Biological carcinogens
The question of the role of viruses in the etiology of tumors arose at the beginning of the 20th century. In 1910, P. Rous was the first to transplant a tumor in birds with a cell-free filtrate and explained this by the presence of a tumor virus, thereby confirming the position of A. Borrel and even earlier authors on viruses as the cause of cancer.
It is currently known that 30% of all cancers are caused by viruses, including human papillomaviruses. Human papillomavirus is detected in 75-95% of cases of squamous cell carcinoma of the cervix. Several types of human papillomavirus have been found in tumors of invasive cancer of the oral cavity, oropharynx, larynx, and nasal cavity. Human papillomaviruses of types 16 and 18 play an important role in the carcinogenesis of head and neck cancer, especially in oropharynx cancer (54%) and larynx cancer (38%). Scientists are studying the relationship between the herpes virus and lymphomas, Kaposi's sarcoma, and the hepatitis B and C viruses and liver cancer.
However, the incidence of cancer is an order of magnitude lower than the frequency of viral infections. This suggests that the presence of viruses alone is not enough for the development of a tumor process. Some cellular changes or changes in the host's immune system are also necessary. Therefore, at the current stage of oncology and oncovirology development, it should be assumed that oncogenic viruses are not infectious from a clinical point of view. Viruses, like chemical and physical carcinogens, serve only as exogenous signals that affect endogenous oncogenes - genes that control cell division and differentiation. Molecular analysis of viruses associated with cancer development has shown that their function is, at least in part, associated with changes in the coding of suppressor proteins that regulate cell growth and apoptosis.
From the point of view of oncogenicity, viruses can be divided into "truly oncogenic" and "potentially oncogenic". The former, regardless of the conditions of interaction with the cell, cause the transformation of normal cells into tumor cells, i.e. they are natural, natural pathogens of malignant neoplasms. These include RNA-containing oncogenic viruses.
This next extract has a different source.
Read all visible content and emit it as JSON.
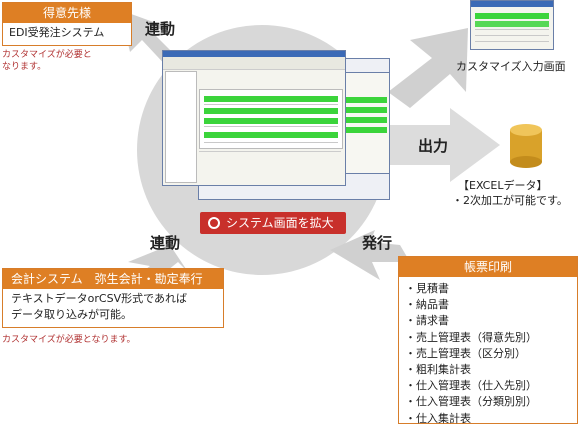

The second group, including DNA-containing viruses, is capable of causing cell transformation and the formation of malignant tumors only in laboratory conditions and in animals that are not natural, natural carriers ("hosts") of these viruses.
By the beginning of the 1960s, L. A. Zilber had formulated the virogenetic hypothesis in its final form, the main postulate of which is the idea of the physical integration of the genomes of the virus and the normal cell, i.e. when an oncogenic virus enters an infected cell, the former introduces its genetic material into the chromosome of the host cell, becoming its integral part - the “genome” or “gene battery”, thereby inducing the transformation of a normal cell into a tumor cell.
The modern scheme of viral carcinogenesis is as follows:
- the virus enters the cell; its genetic material becomes fixed in the cell by physically integrating with the cell's DNA;
- the viral genome contains specific genes - oncogenes, the products of which are directly responsible for the transformation of a normal cell into a tumor cell; such genes as part of the integrated viral genome must begin to function with the formation of specific RNA and oncoproteins;
- Oncoproteins - products of oncogenes - affect the cell in such a way that it loses sensitivity to the influences regulating its division, and becomes tumorous and according to other phenotypic characteristics (morphological, biochemical, etc.).